As the Denver Post’s Sam Tabachnik reports:
Presidential hopeful Mike Bloomberg unveiled his plan to increase taxes on the rich Saturday in downtown Denver, touting his effectiveness as mayor of New York and his role in passing gun legislation across the country as he made his case to Colorado voters that he is the man best positioned to defeat Donald Trump in November…
The campaign event came as Bloomberg, who entered the crowded Democratic field in November, has focused on hitting the “Super Tuesday” states, such as Colorado, while eschewing the early voting states where most of the presidential candidates have been camped out for a year.
The 77-year-old has used his vast war chest of personal funds to flood the airwaves with advertisements on the Front Range since entering the race as he builds out the field’s most extensive operations in the state. The new field office on 15th Street and Blake Street marks Bloomberg’s ninth office in Colorado, with more than 50 staffers on the payroll, his campaign said.
Huffington Post’s Ryan Grenoble captures the mood inside Mike Bloomberg’s capacity crowd:
Just after taking the stage at his presidential campaign’s new flagship office in downtown Denver on Saturday, Michael Bloomberg — net worth $61 billion — joked about wanting to find a stand-in so he could instead spend the day at his Vail vacation home.
Instead of alienating the at-capacity crowd in the 5,000-square-foot former Patagonia store, the largely white, slightly older audience gave a knowing laugh.
While Bloomberg’s wealth has drawn scorn from critics who accuse him of attempting to buy the presidency, that concern wasn’t shared by many attendees.
Here’s the crowd as Mike Bloomberg takes the stage in Denver for the opening of his Colorado state headquarters pic.twitter.com/WKgqL2LwSo
— Chase Woodruff (@dcwoodruff) February 1, 2020
So here’s the deal, gentle readers: we’ve been hard on Michael Bloomberg in this space for some years now, and when Bloomberg first announced he was wading into the already-crowded 2020 Democratic presdential primary we were, to put in mildly, unreceptive. With that said, Bloomberg is doing the one thing we would tell every wealthy candidate who wants this fabulously expensive endeavor to actually succeed, which is to go all in.

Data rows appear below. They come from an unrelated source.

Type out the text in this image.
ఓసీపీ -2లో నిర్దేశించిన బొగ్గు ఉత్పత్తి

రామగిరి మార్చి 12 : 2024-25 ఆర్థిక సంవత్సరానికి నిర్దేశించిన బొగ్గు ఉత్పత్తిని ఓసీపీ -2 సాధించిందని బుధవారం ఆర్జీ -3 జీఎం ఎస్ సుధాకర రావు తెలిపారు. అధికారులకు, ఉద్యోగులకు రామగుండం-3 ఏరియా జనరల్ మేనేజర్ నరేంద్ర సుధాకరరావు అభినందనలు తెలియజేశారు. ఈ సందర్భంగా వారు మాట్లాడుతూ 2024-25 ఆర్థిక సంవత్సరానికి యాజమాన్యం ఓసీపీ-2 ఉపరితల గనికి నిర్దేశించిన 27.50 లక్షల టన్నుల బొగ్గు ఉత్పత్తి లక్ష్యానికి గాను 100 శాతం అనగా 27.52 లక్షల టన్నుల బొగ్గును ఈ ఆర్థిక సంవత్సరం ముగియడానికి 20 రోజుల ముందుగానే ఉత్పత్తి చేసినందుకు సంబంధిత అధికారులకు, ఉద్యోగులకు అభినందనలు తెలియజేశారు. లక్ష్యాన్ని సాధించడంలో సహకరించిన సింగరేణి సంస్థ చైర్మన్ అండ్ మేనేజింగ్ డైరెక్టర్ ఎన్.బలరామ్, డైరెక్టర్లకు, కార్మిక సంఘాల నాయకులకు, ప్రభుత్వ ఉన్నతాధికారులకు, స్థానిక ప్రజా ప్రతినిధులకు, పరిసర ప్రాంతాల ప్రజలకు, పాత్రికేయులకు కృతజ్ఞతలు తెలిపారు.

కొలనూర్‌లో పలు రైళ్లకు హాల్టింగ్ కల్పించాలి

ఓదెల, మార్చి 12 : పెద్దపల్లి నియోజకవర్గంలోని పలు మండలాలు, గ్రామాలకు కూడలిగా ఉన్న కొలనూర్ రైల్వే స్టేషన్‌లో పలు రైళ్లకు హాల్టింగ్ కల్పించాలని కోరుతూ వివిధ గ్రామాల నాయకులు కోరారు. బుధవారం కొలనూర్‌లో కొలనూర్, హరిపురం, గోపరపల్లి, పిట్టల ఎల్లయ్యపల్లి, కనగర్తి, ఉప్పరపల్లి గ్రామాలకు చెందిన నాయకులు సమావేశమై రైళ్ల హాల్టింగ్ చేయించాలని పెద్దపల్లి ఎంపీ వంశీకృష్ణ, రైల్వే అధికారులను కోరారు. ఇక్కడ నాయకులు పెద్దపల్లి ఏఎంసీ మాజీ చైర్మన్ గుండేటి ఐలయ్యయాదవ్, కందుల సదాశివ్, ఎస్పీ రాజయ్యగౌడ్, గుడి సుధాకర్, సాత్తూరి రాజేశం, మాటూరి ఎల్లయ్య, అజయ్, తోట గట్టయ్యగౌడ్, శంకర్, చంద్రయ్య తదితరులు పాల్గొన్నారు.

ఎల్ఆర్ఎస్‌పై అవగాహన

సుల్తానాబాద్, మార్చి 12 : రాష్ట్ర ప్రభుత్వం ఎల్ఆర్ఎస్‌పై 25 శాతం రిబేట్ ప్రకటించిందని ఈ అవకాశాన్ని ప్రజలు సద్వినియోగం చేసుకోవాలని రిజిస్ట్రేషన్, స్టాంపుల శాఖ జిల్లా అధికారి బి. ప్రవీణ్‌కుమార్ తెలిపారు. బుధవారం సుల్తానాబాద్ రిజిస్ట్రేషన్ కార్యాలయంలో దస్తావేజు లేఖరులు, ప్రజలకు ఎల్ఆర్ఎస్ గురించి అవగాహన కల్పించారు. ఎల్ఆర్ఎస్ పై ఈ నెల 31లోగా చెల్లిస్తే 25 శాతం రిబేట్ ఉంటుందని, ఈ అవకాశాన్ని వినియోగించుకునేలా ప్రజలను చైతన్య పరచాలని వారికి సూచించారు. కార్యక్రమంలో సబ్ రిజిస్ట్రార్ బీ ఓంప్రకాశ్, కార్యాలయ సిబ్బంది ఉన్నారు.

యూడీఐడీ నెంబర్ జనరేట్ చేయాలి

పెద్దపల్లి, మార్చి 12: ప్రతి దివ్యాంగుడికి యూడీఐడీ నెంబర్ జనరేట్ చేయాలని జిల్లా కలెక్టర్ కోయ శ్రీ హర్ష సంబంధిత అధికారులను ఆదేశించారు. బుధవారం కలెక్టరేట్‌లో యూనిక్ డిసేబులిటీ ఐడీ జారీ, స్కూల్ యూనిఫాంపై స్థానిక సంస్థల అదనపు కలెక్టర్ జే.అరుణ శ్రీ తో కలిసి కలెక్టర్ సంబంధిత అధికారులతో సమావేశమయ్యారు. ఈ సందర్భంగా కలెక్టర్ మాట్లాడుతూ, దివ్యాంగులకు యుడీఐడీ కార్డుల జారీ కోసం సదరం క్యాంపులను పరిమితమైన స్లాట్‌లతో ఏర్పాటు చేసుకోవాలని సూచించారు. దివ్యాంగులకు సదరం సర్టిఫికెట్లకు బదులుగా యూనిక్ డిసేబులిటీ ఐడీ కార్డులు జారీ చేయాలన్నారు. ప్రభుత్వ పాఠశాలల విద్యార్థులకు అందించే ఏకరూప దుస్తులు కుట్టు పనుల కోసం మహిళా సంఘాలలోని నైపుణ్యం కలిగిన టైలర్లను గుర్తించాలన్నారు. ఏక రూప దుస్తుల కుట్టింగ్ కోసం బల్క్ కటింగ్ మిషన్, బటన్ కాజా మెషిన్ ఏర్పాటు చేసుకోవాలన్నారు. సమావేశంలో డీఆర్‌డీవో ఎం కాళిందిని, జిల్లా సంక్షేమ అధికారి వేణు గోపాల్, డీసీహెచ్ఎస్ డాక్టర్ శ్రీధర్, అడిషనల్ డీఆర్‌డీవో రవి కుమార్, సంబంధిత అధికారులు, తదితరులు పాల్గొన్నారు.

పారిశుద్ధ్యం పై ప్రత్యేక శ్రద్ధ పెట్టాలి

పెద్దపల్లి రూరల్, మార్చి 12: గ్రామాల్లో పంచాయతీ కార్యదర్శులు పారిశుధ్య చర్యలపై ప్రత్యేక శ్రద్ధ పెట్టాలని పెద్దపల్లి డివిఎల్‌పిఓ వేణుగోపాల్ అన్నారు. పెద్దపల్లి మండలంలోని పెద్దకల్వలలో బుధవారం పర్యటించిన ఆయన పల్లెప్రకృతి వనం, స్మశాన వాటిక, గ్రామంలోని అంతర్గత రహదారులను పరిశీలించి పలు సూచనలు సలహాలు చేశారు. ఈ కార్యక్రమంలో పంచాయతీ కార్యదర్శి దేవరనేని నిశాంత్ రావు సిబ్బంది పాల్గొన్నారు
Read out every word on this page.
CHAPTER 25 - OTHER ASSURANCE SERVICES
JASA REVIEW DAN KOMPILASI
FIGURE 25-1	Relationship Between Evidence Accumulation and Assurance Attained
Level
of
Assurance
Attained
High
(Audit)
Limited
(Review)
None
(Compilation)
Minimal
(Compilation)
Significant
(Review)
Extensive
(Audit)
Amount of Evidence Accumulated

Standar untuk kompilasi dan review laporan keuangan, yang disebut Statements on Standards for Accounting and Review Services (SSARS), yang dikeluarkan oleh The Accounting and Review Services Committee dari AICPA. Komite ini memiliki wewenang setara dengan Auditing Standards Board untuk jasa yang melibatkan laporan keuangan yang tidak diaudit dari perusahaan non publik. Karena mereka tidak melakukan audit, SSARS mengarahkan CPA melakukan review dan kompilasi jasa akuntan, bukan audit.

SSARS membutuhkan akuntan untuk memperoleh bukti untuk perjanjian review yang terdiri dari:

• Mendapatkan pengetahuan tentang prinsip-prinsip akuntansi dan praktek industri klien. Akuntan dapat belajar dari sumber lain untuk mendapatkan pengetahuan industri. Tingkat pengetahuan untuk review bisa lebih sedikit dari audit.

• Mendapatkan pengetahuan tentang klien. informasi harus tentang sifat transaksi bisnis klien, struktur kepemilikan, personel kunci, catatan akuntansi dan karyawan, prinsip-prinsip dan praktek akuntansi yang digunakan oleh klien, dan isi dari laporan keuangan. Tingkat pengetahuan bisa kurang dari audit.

And Mike Bloomberg is undeniably all in, having already spent almost $200 million since entering the race in late November–an amount of money this early in the race that only be called staggering and unprecedented. By comparison the top fundraiser in the Democratic primary, Sen. Bernie Sanders, had raised only about $34 million at the end of Q4 2019. Bloomberg is reportedly paying several times the going rate for every kind of staffer, from lowly field organizers to campaign management. That’s more money for their time than most rank-and-file campaign workers will ever see, and it’s an offer that many of the state’s best political organizers and consultants simply couldn’t refuse.
The big game is won by buying up the talent, right? That’s the theory.
Bloomberg is targeting Colorado as a Super Tuesday state, which appears to be the main focus of his campaign strategy–sidestepping the earliest races in order to make a strong Super Tuesday showing and calibrate from there. If Bloomberg doesn’t do well on Super Tuesday, it’s likely to be a short campaign. In that event, Bloomberg will have the chance to keep the second part of his promise to Democrats in exchange for consenting to his participation in the primary–to use the massive campaign infrastructure he has built in just a few months to help whoever wins the nomination defeat Donald Trump.
Until then, he’s got the nicest office in town. And we’ll see where this goes.